Understanding the Reaction
* Lead (Pb) and Sulfur (S) react to form Lead Sulfide (PbS). This is a classic example of a combination reaction.
* The Law of Conservation of Mass: This law states that matter cannot be created or destroyed in a chemical reaction. The total mass of the reactants must equal the total mass of the products.
Analyzing the Reaction Mixture
1. Limiting Reactant: The reactant that gets completely used up in a reaction is called the limiting reactant. It dictates how much product can be formed. To find this, we need to calculate the moles of each reactant.
* Moles of Pb = (10.00 g Pb) / (207.2 g/mol Pb) = 0.0483 mol Pb
* Moles of S = (1.56 g S) / (32.07 g/mol S) = 0.0487 mol S
Since the stoichiometry of the reaction is 1:1 (1 mole of Pb reacts with 1 mole of S), the limiting reactant is lead (Pb).
2. Theoretical Yield: This is the maximum amount of product that can be formed based on the limiting reactant.
* Moles of PbS = 0.0483 mol Pb (since 1 mol Pb produces 1 mol PbS)

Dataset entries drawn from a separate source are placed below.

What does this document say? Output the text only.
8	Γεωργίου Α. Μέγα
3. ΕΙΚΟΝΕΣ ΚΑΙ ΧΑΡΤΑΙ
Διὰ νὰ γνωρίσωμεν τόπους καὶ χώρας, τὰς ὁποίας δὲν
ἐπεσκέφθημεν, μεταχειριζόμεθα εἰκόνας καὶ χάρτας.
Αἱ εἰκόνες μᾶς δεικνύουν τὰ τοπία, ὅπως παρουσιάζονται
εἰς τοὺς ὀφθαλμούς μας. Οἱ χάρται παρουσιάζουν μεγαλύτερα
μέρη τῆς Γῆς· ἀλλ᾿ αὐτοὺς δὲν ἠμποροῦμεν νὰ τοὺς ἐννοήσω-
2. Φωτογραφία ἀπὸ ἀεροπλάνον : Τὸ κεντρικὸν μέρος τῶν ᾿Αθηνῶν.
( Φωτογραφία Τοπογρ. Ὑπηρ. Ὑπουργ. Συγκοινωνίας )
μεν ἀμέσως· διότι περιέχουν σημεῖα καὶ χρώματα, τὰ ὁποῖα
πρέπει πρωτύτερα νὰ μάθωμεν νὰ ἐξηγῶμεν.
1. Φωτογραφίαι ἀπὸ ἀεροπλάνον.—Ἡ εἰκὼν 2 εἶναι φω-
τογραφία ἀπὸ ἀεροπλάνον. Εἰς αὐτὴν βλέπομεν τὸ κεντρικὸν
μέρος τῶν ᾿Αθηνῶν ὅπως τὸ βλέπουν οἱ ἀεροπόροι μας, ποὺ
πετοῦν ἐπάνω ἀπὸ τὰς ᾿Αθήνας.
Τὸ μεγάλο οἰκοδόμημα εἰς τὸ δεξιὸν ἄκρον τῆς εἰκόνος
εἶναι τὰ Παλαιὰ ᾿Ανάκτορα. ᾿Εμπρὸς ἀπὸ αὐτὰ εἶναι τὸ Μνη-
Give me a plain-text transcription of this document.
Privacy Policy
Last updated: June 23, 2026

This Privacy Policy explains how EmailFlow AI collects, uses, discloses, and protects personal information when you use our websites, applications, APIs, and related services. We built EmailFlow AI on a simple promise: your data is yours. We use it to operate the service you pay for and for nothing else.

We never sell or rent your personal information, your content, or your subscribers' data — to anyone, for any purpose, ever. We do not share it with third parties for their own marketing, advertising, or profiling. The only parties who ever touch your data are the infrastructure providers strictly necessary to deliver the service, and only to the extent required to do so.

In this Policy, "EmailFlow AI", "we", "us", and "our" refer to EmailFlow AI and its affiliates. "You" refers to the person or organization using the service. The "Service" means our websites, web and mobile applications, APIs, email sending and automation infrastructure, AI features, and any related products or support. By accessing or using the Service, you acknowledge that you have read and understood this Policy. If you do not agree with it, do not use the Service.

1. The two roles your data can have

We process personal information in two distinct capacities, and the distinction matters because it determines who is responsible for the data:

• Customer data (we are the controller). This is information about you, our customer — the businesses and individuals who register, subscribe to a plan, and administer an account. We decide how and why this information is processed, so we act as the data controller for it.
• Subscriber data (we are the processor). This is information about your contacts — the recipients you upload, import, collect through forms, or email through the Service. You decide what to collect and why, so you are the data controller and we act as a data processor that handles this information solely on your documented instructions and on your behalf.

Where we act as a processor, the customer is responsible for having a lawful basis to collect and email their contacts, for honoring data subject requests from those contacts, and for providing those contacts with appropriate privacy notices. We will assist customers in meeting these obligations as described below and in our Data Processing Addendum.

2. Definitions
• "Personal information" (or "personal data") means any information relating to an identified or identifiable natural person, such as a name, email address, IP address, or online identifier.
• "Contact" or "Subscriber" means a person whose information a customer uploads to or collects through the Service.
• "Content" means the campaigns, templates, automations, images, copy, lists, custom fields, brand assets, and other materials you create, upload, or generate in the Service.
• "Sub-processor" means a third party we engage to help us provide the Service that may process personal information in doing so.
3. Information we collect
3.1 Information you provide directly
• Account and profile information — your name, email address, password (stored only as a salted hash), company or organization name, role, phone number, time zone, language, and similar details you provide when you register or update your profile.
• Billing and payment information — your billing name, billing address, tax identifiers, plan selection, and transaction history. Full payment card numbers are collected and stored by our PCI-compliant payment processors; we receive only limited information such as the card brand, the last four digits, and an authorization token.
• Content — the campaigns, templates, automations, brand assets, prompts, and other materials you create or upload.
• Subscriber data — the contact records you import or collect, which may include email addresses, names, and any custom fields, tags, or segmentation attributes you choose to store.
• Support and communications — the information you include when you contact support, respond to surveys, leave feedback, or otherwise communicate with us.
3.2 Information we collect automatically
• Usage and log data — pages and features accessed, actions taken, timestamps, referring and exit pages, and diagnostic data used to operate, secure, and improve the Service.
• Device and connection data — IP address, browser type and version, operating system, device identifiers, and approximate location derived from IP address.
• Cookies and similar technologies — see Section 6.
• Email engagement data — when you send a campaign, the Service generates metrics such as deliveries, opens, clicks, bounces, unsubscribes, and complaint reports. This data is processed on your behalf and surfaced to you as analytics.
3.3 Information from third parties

* Theoretical yield of PbS = (0.0483 mol PbS) * (239.3 g/mol PbS) = 11.54 g PbS
3. Actual Yield: This is the amount of product that is actually obtained from the experiment. We are given an actual yield of 11.56 g PbS.
4. Excess Reactant: The reactant that is not completely used up is the excess reactant. In this case, it's sulfur (S).
5. Reaction Mixture after 30.00 g of Lead:
* We started with 10.00 g of lead and added 30.00 g more, giving us a total of 40.00 g of lead.
* Since we have a large excess of lead, the limiting reactant will still be sulfur (S).
* The reaction will consume all 1.56 g of sulfur, producing 11.54 g of lead sulfide.
Therefore, the reaction mixture after adding 30.00 g of lead would contain:
* 11.54 g of Lead Sulfide (PbS) (the maximum amount that can be formed)
* 28.46 g of Lead (Pb) (excess reactant)
* No Sulfur (S) (completely consumed)
Important Note: The theoretical yield and actual yield are very close, suggesting a very efficient reaction.